Граф Чернышев передал сочинение Богдановича для ознакомления императору и наследнику престола. Они и ознакомились… После чего генерал-майор Богданович был пожалован чином генерал-лейтенанта, возведен в сенаторы и награжден золотой табакеркой с алмазами. Николай I, как известно, абы за что в сенаторы не принимал и золотыми табакерками в алмазах не разбрасывался. Трудно сказать, знал ли царь, что именно изменил Богданович в записках Сухорукова, но в том, что «морская история» казачества была ему не нужна, — сомневаться трудно. Сам же Сухорукое скончался в безвестности в 1841 году. (Только после «реабилитации» декабристов, в либеральные времена царствования императора Александра II, в Новочеркасске в 1867 и в 1872 годах были изданы два тома его сочинений — «Историческое описание земли Войска Донского». А в 1903 году этот труд был переиздан.)
Но, несмотря на замалчивание заслуг казачьего флота, казаки продолжали службу и в русском регулярном флоте. С начала XIX века, когда отношения между казачьими войсками и петербургским императорским двором потеплели, двор сильно обрусел и «русские» цари научились хоть немного говорить на языке страны, которой им довелось править. И казаки вновь вернулись в море. В данной книге будут показаны заслуги запорожских флотилий в войнах с Турцией во второй половине XVIII века, представлена краткая история Азовского и Черноморского казачьего Войска в XIX веке, станичники которого были не степняками-земледельцами, а моряками. И проявили себя на волнах Черного и Азовского морей в Крымскую (Восточную) войну. Также будут представлены документы, свидетельствующие об истории еще одной казачьей флотилии — Амурско-Уссурийской, сформированной по повелению последнего русского императора в 1897 году для охраны речных границ Дальнего Востока.

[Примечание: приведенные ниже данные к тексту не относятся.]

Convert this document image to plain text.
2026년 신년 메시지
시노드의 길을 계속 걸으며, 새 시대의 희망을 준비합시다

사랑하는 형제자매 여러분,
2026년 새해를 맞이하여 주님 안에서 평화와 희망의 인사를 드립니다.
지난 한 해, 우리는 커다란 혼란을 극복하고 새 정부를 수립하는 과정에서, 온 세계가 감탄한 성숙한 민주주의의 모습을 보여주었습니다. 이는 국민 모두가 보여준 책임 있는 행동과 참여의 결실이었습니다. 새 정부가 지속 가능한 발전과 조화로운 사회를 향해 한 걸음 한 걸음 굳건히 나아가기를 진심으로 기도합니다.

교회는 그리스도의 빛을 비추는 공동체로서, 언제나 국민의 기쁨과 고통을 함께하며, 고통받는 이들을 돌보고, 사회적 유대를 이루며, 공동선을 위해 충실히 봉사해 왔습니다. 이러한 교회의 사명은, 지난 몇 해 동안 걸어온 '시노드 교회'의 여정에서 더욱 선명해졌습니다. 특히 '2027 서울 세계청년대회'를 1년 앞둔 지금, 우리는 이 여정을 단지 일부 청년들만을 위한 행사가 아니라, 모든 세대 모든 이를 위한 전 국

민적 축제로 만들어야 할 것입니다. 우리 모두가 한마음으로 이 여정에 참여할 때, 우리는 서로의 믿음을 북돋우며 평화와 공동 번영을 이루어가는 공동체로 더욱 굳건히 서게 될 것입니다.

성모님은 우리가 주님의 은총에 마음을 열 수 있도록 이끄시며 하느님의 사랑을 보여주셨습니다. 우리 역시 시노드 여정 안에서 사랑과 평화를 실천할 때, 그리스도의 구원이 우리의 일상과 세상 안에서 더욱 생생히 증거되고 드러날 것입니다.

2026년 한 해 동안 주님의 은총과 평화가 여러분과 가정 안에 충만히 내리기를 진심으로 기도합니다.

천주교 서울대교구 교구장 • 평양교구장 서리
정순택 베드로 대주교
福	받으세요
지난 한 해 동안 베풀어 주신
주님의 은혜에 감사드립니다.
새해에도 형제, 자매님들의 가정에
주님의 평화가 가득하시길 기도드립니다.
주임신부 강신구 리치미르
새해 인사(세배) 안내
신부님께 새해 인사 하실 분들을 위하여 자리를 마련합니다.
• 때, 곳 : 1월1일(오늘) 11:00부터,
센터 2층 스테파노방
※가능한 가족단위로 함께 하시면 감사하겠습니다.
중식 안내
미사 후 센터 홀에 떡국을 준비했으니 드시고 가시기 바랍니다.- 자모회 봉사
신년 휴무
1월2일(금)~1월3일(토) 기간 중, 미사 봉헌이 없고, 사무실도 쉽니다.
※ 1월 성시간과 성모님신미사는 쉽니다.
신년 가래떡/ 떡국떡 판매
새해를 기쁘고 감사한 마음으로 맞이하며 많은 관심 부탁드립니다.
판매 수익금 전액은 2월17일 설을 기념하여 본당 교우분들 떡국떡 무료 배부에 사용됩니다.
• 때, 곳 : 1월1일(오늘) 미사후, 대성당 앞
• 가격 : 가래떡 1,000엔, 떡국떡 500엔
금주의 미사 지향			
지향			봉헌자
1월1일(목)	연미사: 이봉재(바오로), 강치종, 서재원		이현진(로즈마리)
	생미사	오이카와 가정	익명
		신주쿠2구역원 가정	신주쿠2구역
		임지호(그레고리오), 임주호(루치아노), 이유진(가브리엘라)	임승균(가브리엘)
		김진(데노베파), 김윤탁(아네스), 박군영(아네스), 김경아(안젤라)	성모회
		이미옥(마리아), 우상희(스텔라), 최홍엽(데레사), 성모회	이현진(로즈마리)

Наконец, будут представлены краткие биографии казаков, ставших выдающимися деятелями русского императорского военного флота, а также морскими путешественниками, писателями-маринистами, морскими врачами… Их было, правда, очень немного, но они были. Необходимо сделать уточнение. Дело в том, что о некоторых таких личностях — капитане 1-го ранга Ю. Ф. Лисянском, командире шлюпа «Нева», Верховном правителе России, адмирале А. В. Колчаке — написаны целые библиотеки книг и статей. Повторяться не имеет смысла, поэтому при упоминании о них будут приведены лишь документы, подтверждающие их казачье происхождение.
Надеюсь, что книга «Казаки — морское сословие» будет интересна не только казакам всех войск, морякам флотов России и Украины, но и каждому любителю отечественной истории и патриоту нашей Родины. Нет сомнений, что некоторые ее страницы вызовут гнев защитников «исторической религии», каковой автор считает официальную историческую науку, но что ж… Можно сколько угодно не соглашаться с выводами этой книги, главное, чтобы читателям она дала повод свободно и пытливо подумать об истории казачества.